Pittsburgh might be America’s most livable city, but when it comes to integrating best practices in out-of-school-time programming the Detroit area might just have the jump on southwestern Pennsylvania. Recently, Sharnita Johnson, of the Detroit-based Skillman Foundation shared her grantmaking organization’s experiences in out-of-school time programs with representatives from a diverse group of local organizations at an Allegheny Partners for Out of School Time (APOST) symposium event.
Top items among the lessons learned in Detroit: an emphasis on the arts taught by professional teaching artists as a youth development tool, the benefits of coordination among service-providers, and a neighborhood-based approach to engaging youth in programming. To be fair to local providers and foundations, it is exactly their collective interests and the progress currently being made in Pittsburgh in these areas that brought Ms. Johnson here. It’s just that the Skillman Foundation has been focused on it for longer and has some great data to share. Johnson spoke of the arts as an excellent vehicle for youth development similar to sports or tutoring. By working with quality professional teaching artists skilled at engaging underserved children and youth, she reported that the youth were less likely to participate in risky behavior, developed arts skills that led to greater self-expression and employment opportunities, and performed better in school.
Engaging students in quality arts learning happens to be something we know a little bit about here at Gateway. In fact, that is why Programming Supervisor Kellee Van Aken was also on the symposium agenda to speak about the current work Gateway is doing on the Heinz Endowment’s initiative in arts-based Out of School Time Programming. Several months in on a two-year project, Gateway to the Arts is working with teaching artists and program managers from six local organizations that provide out-of-school-time programs to create a community of learners, building upon the teaching artist’s skills for delivery of arts-based learning with a focus on student learning and documentation.

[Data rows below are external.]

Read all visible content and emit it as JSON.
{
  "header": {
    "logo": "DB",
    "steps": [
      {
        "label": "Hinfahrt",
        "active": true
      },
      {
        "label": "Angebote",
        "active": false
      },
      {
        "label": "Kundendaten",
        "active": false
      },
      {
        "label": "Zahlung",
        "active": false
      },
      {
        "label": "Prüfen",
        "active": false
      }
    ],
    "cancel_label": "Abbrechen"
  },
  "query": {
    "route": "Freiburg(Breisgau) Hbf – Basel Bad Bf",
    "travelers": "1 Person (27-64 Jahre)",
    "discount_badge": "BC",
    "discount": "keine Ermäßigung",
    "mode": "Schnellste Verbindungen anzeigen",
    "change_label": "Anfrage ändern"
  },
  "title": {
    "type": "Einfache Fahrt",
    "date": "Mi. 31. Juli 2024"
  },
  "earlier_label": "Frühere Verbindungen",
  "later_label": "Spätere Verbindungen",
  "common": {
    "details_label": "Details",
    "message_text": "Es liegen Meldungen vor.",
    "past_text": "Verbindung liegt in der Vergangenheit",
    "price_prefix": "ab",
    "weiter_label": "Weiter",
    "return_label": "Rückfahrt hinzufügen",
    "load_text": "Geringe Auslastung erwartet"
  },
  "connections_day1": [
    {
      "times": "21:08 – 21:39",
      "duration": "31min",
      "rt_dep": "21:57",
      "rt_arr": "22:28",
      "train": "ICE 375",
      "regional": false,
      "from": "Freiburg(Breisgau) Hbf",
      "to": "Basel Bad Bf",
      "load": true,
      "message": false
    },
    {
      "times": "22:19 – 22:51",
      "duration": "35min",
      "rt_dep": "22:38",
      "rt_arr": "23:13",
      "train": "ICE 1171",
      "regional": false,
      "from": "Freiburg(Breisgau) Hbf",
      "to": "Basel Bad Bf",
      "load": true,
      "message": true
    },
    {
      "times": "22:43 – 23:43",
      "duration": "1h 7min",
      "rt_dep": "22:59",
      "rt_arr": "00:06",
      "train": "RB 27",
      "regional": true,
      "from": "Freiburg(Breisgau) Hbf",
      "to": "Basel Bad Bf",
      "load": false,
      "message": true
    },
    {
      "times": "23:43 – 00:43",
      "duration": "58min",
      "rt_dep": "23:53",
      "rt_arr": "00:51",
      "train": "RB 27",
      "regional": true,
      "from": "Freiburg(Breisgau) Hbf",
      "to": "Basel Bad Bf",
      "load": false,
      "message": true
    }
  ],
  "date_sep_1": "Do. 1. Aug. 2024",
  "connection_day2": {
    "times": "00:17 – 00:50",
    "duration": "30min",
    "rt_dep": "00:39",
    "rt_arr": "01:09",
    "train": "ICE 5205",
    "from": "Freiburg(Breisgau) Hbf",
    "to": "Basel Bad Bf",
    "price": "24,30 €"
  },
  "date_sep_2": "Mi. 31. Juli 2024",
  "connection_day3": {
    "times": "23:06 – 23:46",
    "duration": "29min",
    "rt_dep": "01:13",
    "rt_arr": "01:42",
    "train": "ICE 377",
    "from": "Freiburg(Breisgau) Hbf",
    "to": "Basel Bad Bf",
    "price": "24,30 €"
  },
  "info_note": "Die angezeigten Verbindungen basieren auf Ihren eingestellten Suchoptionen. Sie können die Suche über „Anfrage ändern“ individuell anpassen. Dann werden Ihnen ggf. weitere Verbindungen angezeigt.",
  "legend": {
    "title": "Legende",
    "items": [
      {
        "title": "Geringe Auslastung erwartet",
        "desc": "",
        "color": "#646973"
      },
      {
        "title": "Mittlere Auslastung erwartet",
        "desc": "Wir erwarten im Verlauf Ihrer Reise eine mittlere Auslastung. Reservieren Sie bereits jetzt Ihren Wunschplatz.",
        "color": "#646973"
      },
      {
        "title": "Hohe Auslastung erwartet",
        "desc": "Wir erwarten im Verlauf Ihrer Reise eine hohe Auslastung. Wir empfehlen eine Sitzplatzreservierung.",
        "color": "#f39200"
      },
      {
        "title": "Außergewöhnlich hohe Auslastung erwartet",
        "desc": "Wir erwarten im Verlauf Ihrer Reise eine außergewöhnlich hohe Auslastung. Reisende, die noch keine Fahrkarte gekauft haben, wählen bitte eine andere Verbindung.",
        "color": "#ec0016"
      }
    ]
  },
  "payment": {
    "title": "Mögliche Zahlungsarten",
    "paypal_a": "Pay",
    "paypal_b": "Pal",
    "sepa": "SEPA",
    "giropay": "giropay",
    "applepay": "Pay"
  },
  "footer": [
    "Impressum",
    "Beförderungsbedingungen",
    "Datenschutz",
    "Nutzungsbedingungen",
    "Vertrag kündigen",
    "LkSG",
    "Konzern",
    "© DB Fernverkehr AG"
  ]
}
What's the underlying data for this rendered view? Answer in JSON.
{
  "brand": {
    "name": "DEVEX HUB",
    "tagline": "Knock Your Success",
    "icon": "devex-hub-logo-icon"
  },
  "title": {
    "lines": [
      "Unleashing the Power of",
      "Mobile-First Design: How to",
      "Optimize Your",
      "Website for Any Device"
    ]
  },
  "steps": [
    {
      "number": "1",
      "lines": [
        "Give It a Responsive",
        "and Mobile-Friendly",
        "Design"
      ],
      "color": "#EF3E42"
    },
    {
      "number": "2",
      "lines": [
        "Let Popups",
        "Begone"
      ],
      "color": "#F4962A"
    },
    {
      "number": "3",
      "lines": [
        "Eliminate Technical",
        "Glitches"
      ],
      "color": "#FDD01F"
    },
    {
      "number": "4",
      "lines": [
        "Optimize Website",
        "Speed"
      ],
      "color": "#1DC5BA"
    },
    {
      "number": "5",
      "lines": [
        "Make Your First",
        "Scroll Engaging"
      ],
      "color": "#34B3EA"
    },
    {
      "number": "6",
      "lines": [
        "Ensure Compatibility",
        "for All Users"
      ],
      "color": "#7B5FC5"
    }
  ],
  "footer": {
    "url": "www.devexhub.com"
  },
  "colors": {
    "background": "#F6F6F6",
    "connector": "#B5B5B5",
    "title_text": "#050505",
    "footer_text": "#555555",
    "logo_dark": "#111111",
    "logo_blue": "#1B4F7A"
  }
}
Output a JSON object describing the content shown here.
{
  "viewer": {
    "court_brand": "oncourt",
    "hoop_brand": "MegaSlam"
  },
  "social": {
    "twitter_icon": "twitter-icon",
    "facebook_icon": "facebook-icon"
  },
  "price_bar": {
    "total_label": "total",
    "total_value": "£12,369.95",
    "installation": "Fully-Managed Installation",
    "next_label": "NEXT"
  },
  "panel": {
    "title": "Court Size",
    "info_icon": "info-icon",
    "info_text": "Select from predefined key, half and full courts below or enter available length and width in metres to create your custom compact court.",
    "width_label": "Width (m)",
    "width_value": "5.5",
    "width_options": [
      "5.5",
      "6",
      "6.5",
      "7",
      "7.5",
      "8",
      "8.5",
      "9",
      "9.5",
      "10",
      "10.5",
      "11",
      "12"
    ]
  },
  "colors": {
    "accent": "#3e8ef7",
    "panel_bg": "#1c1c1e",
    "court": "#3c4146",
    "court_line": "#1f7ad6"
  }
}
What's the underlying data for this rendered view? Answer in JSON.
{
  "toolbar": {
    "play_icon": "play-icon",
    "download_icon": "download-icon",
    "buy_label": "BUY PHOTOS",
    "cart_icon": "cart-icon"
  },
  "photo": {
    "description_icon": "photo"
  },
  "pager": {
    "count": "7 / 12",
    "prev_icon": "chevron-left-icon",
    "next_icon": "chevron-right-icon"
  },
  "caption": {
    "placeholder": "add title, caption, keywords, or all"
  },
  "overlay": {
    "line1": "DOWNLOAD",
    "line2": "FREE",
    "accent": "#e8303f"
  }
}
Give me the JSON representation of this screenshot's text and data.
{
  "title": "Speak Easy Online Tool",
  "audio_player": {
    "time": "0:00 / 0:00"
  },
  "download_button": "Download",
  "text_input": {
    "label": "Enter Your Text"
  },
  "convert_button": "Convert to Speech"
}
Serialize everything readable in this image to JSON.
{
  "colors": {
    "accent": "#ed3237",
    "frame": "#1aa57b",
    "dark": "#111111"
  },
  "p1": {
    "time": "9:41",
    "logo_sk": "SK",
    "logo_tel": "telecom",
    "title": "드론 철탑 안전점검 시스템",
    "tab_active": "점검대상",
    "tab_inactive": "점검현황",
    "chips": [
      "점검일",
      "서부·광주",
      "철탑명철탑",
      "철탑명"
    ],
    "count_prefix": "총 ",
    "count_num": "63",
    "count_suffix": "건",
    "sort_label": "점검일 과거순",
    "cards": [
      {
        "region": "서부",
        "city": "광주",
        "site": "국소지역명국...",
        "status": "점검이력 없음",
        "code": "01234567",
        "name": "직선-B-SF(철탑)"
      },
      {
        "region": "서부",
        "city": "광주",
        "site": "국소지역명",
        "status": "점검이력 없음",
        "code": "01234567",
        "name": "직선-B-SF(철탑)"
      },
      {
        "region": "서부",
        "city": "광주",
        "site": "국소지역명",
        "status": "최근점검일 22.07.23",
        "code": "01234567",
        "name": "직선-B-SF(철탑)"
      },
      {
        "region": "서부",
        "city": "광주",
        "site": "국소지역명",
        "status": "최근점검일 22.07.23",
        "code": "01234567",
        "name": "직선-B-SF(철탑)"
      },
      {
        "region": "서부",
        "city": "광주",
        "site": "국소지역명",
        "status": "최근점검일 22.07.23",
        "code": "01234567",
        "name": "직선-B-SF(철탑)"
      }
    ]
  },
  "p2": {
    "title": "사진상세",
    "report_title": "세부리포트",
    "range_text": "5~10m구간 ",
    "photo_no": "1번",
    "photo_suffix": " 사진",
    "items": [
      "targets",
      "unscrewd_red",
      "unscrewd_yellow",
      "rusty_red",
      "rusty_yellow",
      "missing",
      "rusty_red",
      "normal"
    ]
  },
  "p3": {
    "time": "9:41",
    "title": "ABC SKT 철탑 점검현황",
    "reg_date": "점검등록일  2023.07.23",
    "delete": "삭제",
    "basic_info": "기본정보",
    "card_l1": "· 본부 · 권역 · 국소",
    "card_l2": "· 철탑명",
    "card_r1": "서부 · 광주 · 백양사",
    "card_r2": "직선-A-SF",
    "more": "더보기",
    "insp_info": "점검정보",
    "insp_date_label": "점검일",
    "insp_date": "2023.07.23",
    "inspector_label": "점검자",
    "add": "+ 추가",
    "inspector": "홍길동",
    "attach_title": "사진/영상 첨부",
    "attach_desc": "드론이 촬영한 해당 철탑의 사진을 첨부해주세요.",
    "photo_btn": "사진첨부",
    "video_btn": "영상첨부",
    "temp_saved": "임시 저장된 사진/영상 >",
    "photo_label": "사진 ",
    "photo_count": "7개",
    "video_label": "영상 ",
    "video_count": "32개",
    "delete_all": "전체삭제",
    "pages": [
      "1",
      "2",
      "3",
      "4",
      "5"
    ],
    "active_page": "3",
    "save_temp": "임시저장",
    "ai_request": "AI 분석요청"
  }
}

Representatives from the participating organizations (Bethany House, Family Resources, Hope Academy, Manchester Craftsmen’s Guild, the Pittsburgh Project and the Schenley Heights Community Development Program) were present at the event and heard Johnson speak about “SOSO” – systems of support and opportunities. SOSO establishes a network among the organizations that includes quality program delivery and data collection. As it plays out, youth have access to more targeted programming and have a voice in developing that programming which leads them to become more engaged in their communities and build their skills. And the organizations, through the data collection, gain information to better serve the youth and their communities and to report to their stakeholders.
While part of the challenge of providing out-of-school-time programming is that it must meet the needs of a specific community, lessons on what has worked in other places go a long way in helping to define what can make a difference here. The best practice will ensure that no child is left behind and that all youth have opportunities to expand their knowledge and skills and feel valuable and valued.